The Method, as developed by Strasberg, Adler and Sanford Meisner, was not a hit with everyone. Alfred Hitchcock described working with Montgomery Clift on I CONFESS (1953) and Paul Newman in TORN CURTAIN (1966) as “difficult” (an understatement if ever there was one), and Charles Laughton argued that “Method actors give you a photograph. Real actors give you an oil painting.” Silent star Lilian Gish was even more dismissive. “It’s ridiculous,” she once said. “How would you portray death if you had to experience it first.” Famously, when Dustin Hoffman showed up on the set of 1976’s MARATHON MAN, unshaven, stinking and sleep-deprived to match the state of his character, his co-star Laurence Olivier quipped, “My dear boy. Why don’t you try acting. It’s so much easier.” Olivier had lost all patience with the Method while working with Marilyn Monroe on 1957’s The Prince and the Showgirl.

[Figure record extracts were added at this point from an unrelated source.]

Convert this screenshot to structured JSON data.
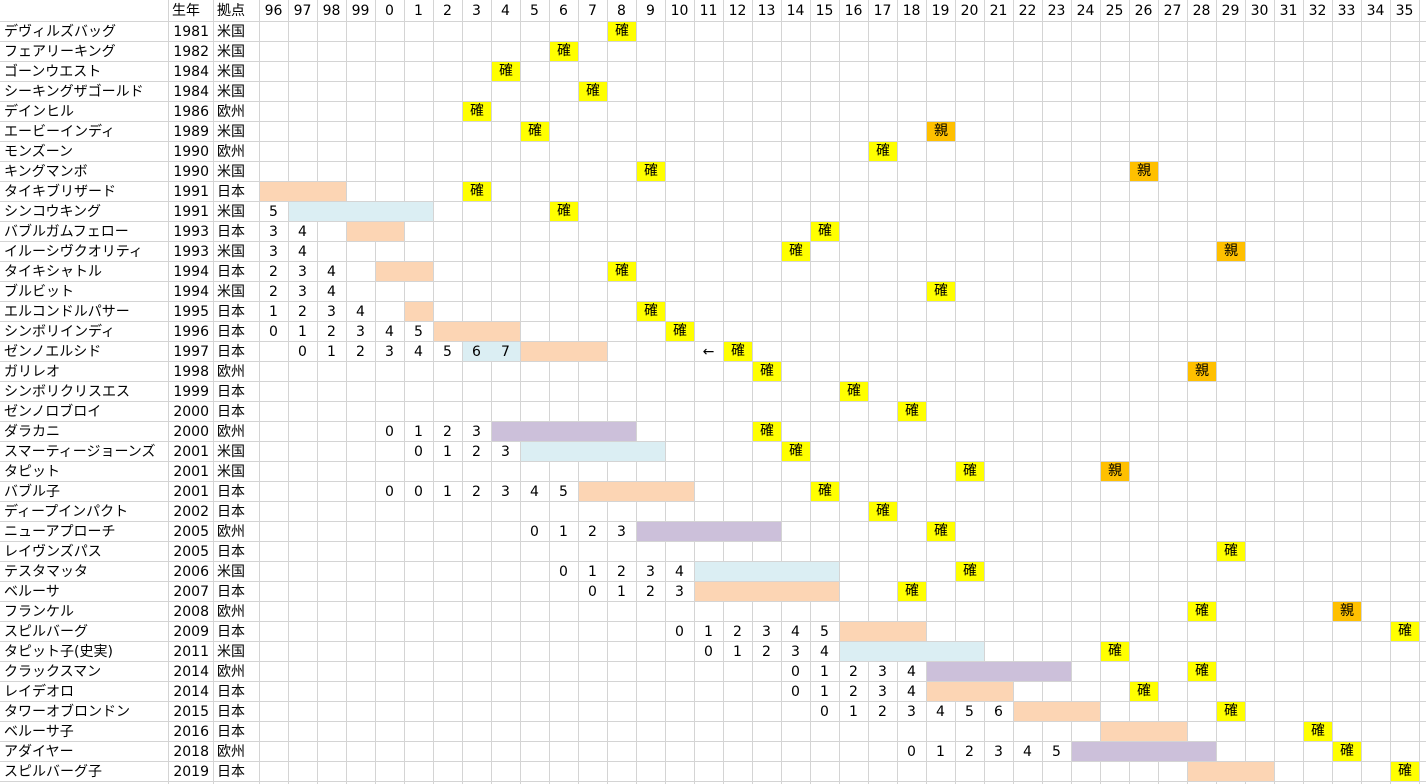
{
  "header": {
    "name_col": "",
    "year_col": "生年",
    "base_col": "拠点",
    "years": [
      "96",
      "97",
      "98",
      "99",
      "0",
      "1",
      "2",
      "3",
      "4",
      "5",
      "6",
      "7",
      "8",
      "9",
      "10",
      "11",
      "12",
      "13",
      "14",
      "15",
      "16",
      "17",
      "18",
      "19",
      "20",
      "21",
      "22",
      "23",
      "24",
      "25",
      "26",
      "27",
      "28",
      "29",
      "30",
      "31",
      "32",
      "33",
      "34",
      "35"
    ]
  },
  "colors": {
    "japan": "#fcd5b4",
    "usa": "#dbeef3",
    "europe": "#ccc0da",
    "kaku": "#ffff00",
    "oya": "#ffc000"
  },
  "rows": [
    {
      "name": "デヴィルズバッグ",
      "year": "1981",
      "base": "米国",
      "bar": null,
      "nums": [],
      "marks": [
        {
          "c": 12,
          "t": "確",
          "k": "kaku"
        }
      ]
    },
    {
      "name": "フェアリーキング",
      "year": "1982",
      "base": "米国",
      "bar": null,
      "nums": [],
      "marks": [
        {
          "c": 10,
          "t": "確",
          "k": "kaku"
        }
      ]
    },
    {
      "name": "ゴーンウエスト",
      "year": "1984",
      "base": "米国",
      "bar": null,
      "nums": [],
      "marks": [
        {
          "c": 8,
          "t": "確",
          "k": "kaku"
        }
      ]
    },
    {
      "name": "シーキングザゴールド",
      "year": "1984",
      "base": "米国",
      "bar": null,
      "nums": [],
      "marks": [
        {
          "c": 11,
          "t": "確",
          "k": "kaku"
        }
      ]
    },
    {
      "name": "デインヒル",
      "year": "1986",
      "base": "欧州",
      "bar": null,
      "nums": [],
      "marks": [
        {
          "c": 7,
          "t": "確",
          "k": "kaku"
        }
      ]
    },
    {
      "name": "エービーインディ",
      "year": "1989",
      "base": "米国",
      "bar": null,
      "nums": [],
      "marks": [
        {
          "c": 9,
          "t": "確",
          "k": "kaku"
        },
        {
          "c": 23,
          "t": "親",
          "k": "oya"
        }
      ]
    },
    {
      "name": "モンズーン",
      "year": "1990",
      "base": "欧州",
      "bar": null,
      "nums": [],
      "marks": [
        {
          "c": 21,
          "t": "確",
          "k": "kaku"
        }
      ]
    },
    {
      "name": "キングマンボ",
      "year": "1990",
      "base": "米国",
      "bar": null,
      "nums": [],
      "marks": [
        {
          "c": 13,
          "t": "確",
          "k": "kaku"
        },
        {
          "c": 30,
          "t": "親",
          "k": "oya"
        }
      ]
    },
    {
      "name": "タイキブリザード",
      "year": "1991",
      "base": "日本",
      "bar": {
        "s": 0,
        "e": 2,
        "k": "japan"
      },
      "nums": [],
      "marks": [
        {
          "c": 7,
          "t": "確",
          "k": "kaku"
        }
      ]
    },
    {
      "name": "シンコウキング",
      "year": "1991",
      "base": "米国",
      "bar": {
        "s": 1,
        "e": 5,
        "k": "usa"
      },
      "nums": [
        {
          "c": 0,
          "t": "5"
        }
      ],
      "marks": [
        {
          "c": 10,
          "t": "確",
          "k": "kaku"
        }
      ]
    },
    {
      "name": "バブルガムフェロー",
      "year": "1993",
      "base": "日本",
      "bar": {
        "s": 3,
        "e": 4,
        "k": "japan"
      },
      "nums": [
        {
          "c": 0,
          "t": "3"
        },
        {
          "c": 1,
          "t": "4"
        }
      ],
      "marks": [
        {
          "c": 19,
          "t": "確",
          "k": "kaku"
        }
      ]
    },
    {
      "name": "イルーシヴクオリティ",
      "year": "1993",
      "base": "米国",
      "bar": null,
      "nums": [
        {
          "c": 0,
          "t": "3"
        },
        {
          "c": 1,
          "t": "4"
        }
      ],
      "marks": [
        {
          "c": 18,
          "t": "確",
          "k": "kaku"
        },
        {
          "c": 33,
          "t": "親",
          "k": "oya"
        }
      ]
    },
    {
      "name": "タイキシャトル",
      "year": "1994",
      "base": "日本",
      "bar": {
        "s": 4,
        "e": 5,
        "k": "japan"
      },
      "nums": [
        {
          "c": 0,
          "t": "2"
        },
        {
          "c": 1,
          "t": "3"
        },
        {
          "c": 2,
          "t": "4"
        }
      ],
      "marks": [
        {
          "c": 12,
          "t": "確",
          "k": "kaku"
        }
      ]
    },
    {
      "name": "ブルビット",
      "year": "1994",
      "base": "米国",
      "bar": null,
      "nums": [
        {
          "c": 0,
          "t": "2"
        },
        {
          "c": 1,
          "t": "3"
        },
        {
          "c": 2,
          "t": "4"
        }
      ],
      "marks": [
        {
          "c": 23,
          "t": "確",
          "k": "kaku"
        }
      ]
    },
    {
      "name": "エルコンドルパサー",
      "year": "1995",
      "base": "日本",
      "bar": {
        "s": 5,
        "e": 5,
        "k": "japan"
      },
      "nums": [
        {
          "c": 0,
          "t": "1"
        },
        {
          "c": 1,
          "t": "2"
        },
        {
          "c": 2,
          "t": "3"
        },
        {
          "c": 3,
          "t": "4"
        }
      ],
      "marks": [
        {
          "c": 13,
          "t": "確",
          "k": "kaku"
        }
      ]
    },
    {
      "name": "シンボリインディ",
      "year": "1996",
      "base": "日本",
      "bar": {
        "s": 6,
        "e": 8,
        "k": "japan"
      },
      "nums": [
        {
          "c": 0,
          "t": "0"
        },
        {
          "c": 1,
          "t": "1"
        },
        {
          "c": 2,
          "t": "2"
        },
        {
          "c": 3,
          "t": "3"
        },
        {
          "c": 4,
          "t": "4"
        },
        {
          "c": 5,
          "t": "5"
        }
      ],
      "marks": [
        {
          "c": 14,
          "t": "確",
          "k": "kaku"
        }
      ]
    },
    {
      "name": "ゼンノエルシド",
      "year": "1997",
      "base": "日本",
      "bar": {
        "s": 9,
        "e": 11,
        "k": "japan"
      },
      "bar2": {
        "s": 7,
        "e": 8,
        "k": "usa"
      },
      "nums": [
        {
          "c": 1,
          "t": "0"
        },
        {
          "c": 2,
          "t": "1"
        },
        {
          "c": 3,
          "t": "2"
        },
        {
          "c": 4,
          "t": "3"
        },
        {
          "c": 5,
          "t": "4"
        },
        {
          "c": 6,
          "t": "5"
        },
        {
          "c": 7,
          "t": "6"
        },
        {
          "c": 8,
          "t": "7"
        },
        {
          "c": 15,
          "t": "←"
        }
      ],
      "marks": [
        {
          "c": 16,
          "t": "確",
          "k": "kaku"
        }
      ]
    },
    {
      "name": "ガリレオ",
      "year": "1998",
      "base": "欧州",
      "bar": null,
      "nums": [],
      "marks": [
        {
          "c": 17,
          "t": "確",
          "k": "kaku"
        },
        {
          "c": 32,
          "t": "親",
          "k": "oya"
        }
      ]
    },
    {
      "name": "シンボリクリスエス",
      "year": "1999",
      "base": "日本",
      "bar": null,
      "nums": [],
      "marks": [
        {
          "c": 20,
          "t": "確",
          "k": "kaku"
        }
      ]
    },
    {
      "name": "ゼンノロブロイ",
      "year": "2000",
      "base": "日本",
      "bar": null,
      "nums": [],
      "marks": [
        {
          "c": 22,
          "t": "確",
          "k": "kaku"
        }
      ]
    },
    {
      "name": "ダラカニ",
      "year": "2000",
      "base": "欧州",
      "bar": {
        "s": 8,
        "e": 12,
        "k": "europe"
      },
      "nums": [
        {
          "c": 4,
          "t": "0"
        },
        {
          "c": 5,
          "t": "1"
        },
        {
          "c": 6,
          "t": "2"
        },
        {
          "c": 7,
          "t": "3"
        }
      ],
      "marks": [
        {
          "c": 17,
          "t": "確",
          "k": "kaku"
        }
      ]
    },
    {
      "name": "スマーティージョーンズ",
      "year": "2001",
      "base": "米国",
      "bar": {
        "s": 9,
        "e": 13,
        "k": "usa"
      },
      "nums": [
        {
          "c": 5,
          "t": "0"
        },
        {
          "c": 6,
          "t": "1"
        },
        {
          "c": 7,
          "t": "2"
        },
        {
          "c": 8,
          "t": "3"
        }
      ],
      "marks": [
        {
          "c": 18,
          "t": "確",
          "k": "kaku"
        }
      ]
    },
    {
      "name": "タピット",
      "year": "2001",
      "base": "米国",
      "bar": null,
      "nums": [],
      "marks": [
        {
          "c": 24,
          "t": "確",
          "k": "kaku"
        },
        {
          "c": 29,
          "t": "親",
          "k": "oya"
        }
      ]
    },
    {
      "name": "バブル子",
      "year": "2001",
      "base": "日本",
      "bar": {
        "s": 11,
        "e": 14,
        "k": "japan"
      },
      "nums": [
        {
          "c": 4,
          "t": "0"
        },
        {
          "c": 5,
          "t": "0"
        },
        {
          "c": 6,
          "t": "1"
        },
        {
          "c": 7,
          "t": "2"
        },
        {
          "c": 8,
          "t": "3"
        },
        {
          "c": 9,
          "t": "4"
        },
        {
          "c": 10,
          "t": "5"
        }
      ],
      "marks": [
        {
          "c": 19,
          "t": "確",
          "k": "kaku"
        }
      ]
    },
    {
      "name": "ディープインパクト",
      "year": "2002",
      "base": "日本",
      "bar": null,
      "nums": [],
      "marks": [
        {
          "c": 21,
          "t": "確",
          "k": "kaku"
        }
      ]
    },
    {
      "name": "ニューアプローチ",
      "year": "2005",
      "base": "欧州",
      "bar": {
        "s": 13,
        "e": 17,
        "k": "europe"
      },
      "nums": [
        {
          "c": 9,
          "t": "0"
        },
        {
          "c": 10,
          "t": "1"
        },
        {
          "c": 11,
          "t": "2"
        },
        {
          "c": 12,
          "t": "3"
        }
      ],
      "marks": [
        {
          "c": 23,
          "t": "確",
          "k": "kaku"
        }
      ]
    },
    {
      "name": "レイヴンズパス",
      "year": "2005",
      "base": "日本",
      "bar": null,
      "nums": [],
      "marks": [
        {
          "c": 33,
          "t": "確",
          "k": "kaku"
        }
      ]
    },
    {
      "name": "テスタマッタ",
      "year": "2006",
      "base": "米国",
      "bar": {
        "s": 15,
        "e": 19,
        "k": "usa"
      },
      "nums": [
        {
          "c": 10,
          "t": "0"
        },
        {
          "c": 11,
          "t": "1"
        },
        {
          "c": 12,
          "t": "2"
        },
        {
          "c": 13,
          "t": "3"
        },
        {
          "c": 14,
          "t": "4"
        }
      ],
      "marks": [
        {
          "c": 24,
          "t": "確",
          "k": "kaku"
        }
      ]
    },
    {
      "name": "ベルーサ",
      "year": "2007",
      "base": "日本",
      "bar": {
        "s": 15,
        "e": 19,
        "k": "japan"
      },
      "nums": [
        {
          "c": 11,
          "t": "0"
        },
        {
          "c": 12,
          "t": "1"
        },
        {
          "c": 13,
          "t": "2"
        },
        {
          "c": 14,
          "t": "3"
        }
      ],
      "marks": [
        {
          "c": 22,
          "t": "確",
          "k": "kaku"
        }
      ]
    },
    {
      "name": "フランケル",
      "year": "2008",
      "base": "欧州",
      "bar": null,
      "nums": [],
      "marks": [
        {
          "c": 32,
          "t": "確",
          "k": "kaku"
        },
        {
          "c": 37,
          "t": "親",
          "k": "oya"
        }
      ]
    },
    {
      "name": "スピルバーグ",
      "year": "2009",
      "base": "日本",
      "bar": {
        "s": 20,
        "e": 22,
        "k": "japan"
      },
      "nums": [
        {
          "c": 14,
          "t": "0"
        },
        {
          "c": 15,
          "t": "1"
        },
        {
          "c": 16,
          "t": "2"
        },
        {
          "c": 17,
          "t": "3"
        },
        {
          "c": 18,
          "t": "4"
        },
        {
          "c": 19,
          "t": "5"
        }
      ],
      "marks": [
        {
          "c": 39,
          "t": "確",
          "k": "kaku"
        }
      ]
    },
    {
      "name": "タピット子(史実)",
      "year": "2011",
      "base": "米国",
      "bar": {
        "s": 20,
        "e": 24,
        "k": "usa"
      },
      "nums": [
        {
          "c": 15,
          "t": "0"
        },
        {
          "c": 16,
          "t": "1"
        },
        {
          "c": 17,
          "t": "2"
        },
        {
          "c": 18,
          "t": "3"
        },
        {
          "c": 19,
          "t": "4"
        }
      ],
      "marks": [
        {
          "c": 29,
          "t": "確",
          "k": "kaku"
        }
      ]
    },
    {
      "name": "クラックスマン",
      "year": "2014",
      "base": "欧州",
      "bar": {
        "s": 23,
        "e": 27,
        "k": "europe"
      },
      "nums": [
        {
          "c": 18,
          "t": "0"
        },
        {
          "c": 19,
          "t": "1"
        },
        {
          "c": 20,
          "t": "2"
        },
        {
          "c": 21,
          "t": "3"
        },
        {
          "c": 22,
          "t": "4"
        }
      ],
      "marks": [
        {
          "c": 32,
          "t": "確",
          "k": "kaku"
        }
      ]
    },
    {
      "name": "レイデオロ",
      "year": "2014",
      "base": "日本",
      "bar": {
        "s": 23,
        "e": 25,
        "k": "japan"
      },
      "nums": [
        {
          "c": 18,
          "t": "0"
        },
        {
          "c": 19,
          "t": "1"
        },
        {
          "c": 20,
          "t": "2"
        },
        {
          "c": 21,
          "t": "3"
        },
        {
          "c": 22,
          "t": "4"
        }
      ],
      "marks": [
        {
          "c": 30,
          "t": "確",
          "k": "kaku"
        }
      ]
    },
    {
      "name": "タワーオブロンドン",
      "year": "2015",
      "base": "日本",
      "bar": {
        "s": 26,
        "e": 28,
        "k": "japan"
      },
      "nums": [
        {
          "c": 19,
          "t": "0"
        },
        {
          "c": 20,
          "t": "1"
        },
        {
          "c": 21,
          "t": "2"
        },
        {
          "c": 22,
          "t": "3"
        },
        {
          "c": 23,
          "t": "4"
        },
        {
          "c": 24,
          "t": "5"
        },
        {
          "c": 25,
          "t": "6"
        }
      ],
      "marks": [
        {
          "c": 33,
          "t": "確",
          "k": "kaku"
        }
      ]
    },
    {
      "name": "ベルーサ子",
      "year": "2016",
      "base": "日本",
      "bar": {
        "s": 29,
        "e": 31,
        "k": "japan"
      },
      "nums": [],
      "marks": [
        {
          "c": 36,
          "t": "確",
          "k": "kaku"
        }
      ]
    },
    {
      "name": "アダイヤー",
      "year": "2018",
      "base": "欧州",
      "bar": {
        "s": 28,
        "e": 32,
        "k": "europe"
      },
      "nums": [
        {
          "c": 22,
          "t": "0"
        },
        {
          "c": 23,
          "t": "1"
        },
        {
          "c": 24,
          "t": "2"
        },
        {
          "c": 25,
          "t": "3"
        },
        {
          "c": 26,
          "t": "4"
        },
        {
          "c": 27,
          "t": "5"
        }
      ],
      "marks": [
        {
          "c": 37,
          "t": "確",
          "k": "kaku"
        }
      ]
    },
    {
      "name": "スピルバーグ子",
      "year": "2019",
      "base": "日本",
      "bar": {
        "s": 32,
        "e": 34,
        "k": "japan"
      },
      "nums": [],
      "marks": [
        {
          "c": 39,
          "t": "確",
          "k": "kaku"
        }
      ]
    }
  ]
}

Lately, method acting has come in for sever criticism from some quarters thanks to the extreme, even dangerous lengths certain actors will go to in order to fully ‘inhabit’ a character. “The openly theatrical style of performers like Frank Sinatra was tossed in a dumpster on Broadway,” writes Nathan Kamal on Cracked.com, “and replaced by Brando’s grit and slurring intensity. Then the 1980s rolled around, cocaine got good, and actors decided they really wanted to do some crazy shit.”
In 1974, perhaps to silence the critics by practicing what he’d been preaching for the best part of four decades, Strasberg agreed to make his major screen debut playing ailing crime czar Hyman Roth in THE GODFATHER PART II (1974). If there were any qualms about the mechanism being rusty – he hadn’t acted since a small role in forgotten war flick CHINA VENTURE in 1953 – or that his former pupils Robert DeNiro and Al Pacino might upstage the master, he put them to rest magnificently. “[H]is portrayal blends so many elements, from ordinariness to suggested evil,” wrote the New York Times’ John Barthel in February 1975, “that the wisest critics have declined to dissect it, relying, instead, on a catalogue of adjectives, from “beguiling” to “marvelous” to, simply, “perfect.” In his book “The Fervent Years,” the history of the Group Theater in the 1930’s, Harold Clurman described Lee Strasberg then: “The effect he produces is of a classic hush, tense and tragic, a constant conflict so held in check that a kind of beautiful spareness results.” Now, 40 years later, that classic hush can be felt on screen, and even reviewers who didn’t like the movie liked Strasberg; Vincent Canby called his ‘The dominant performance of the picture.’” It was certainly enough to earn him an Oscar nomination for Best Supporting Actor. Strasberg didn’t win, but was probably consoled by the fact that one of his protegees did. De Niro picked up the award for his portrayal of the young Vito Corleone in the same film.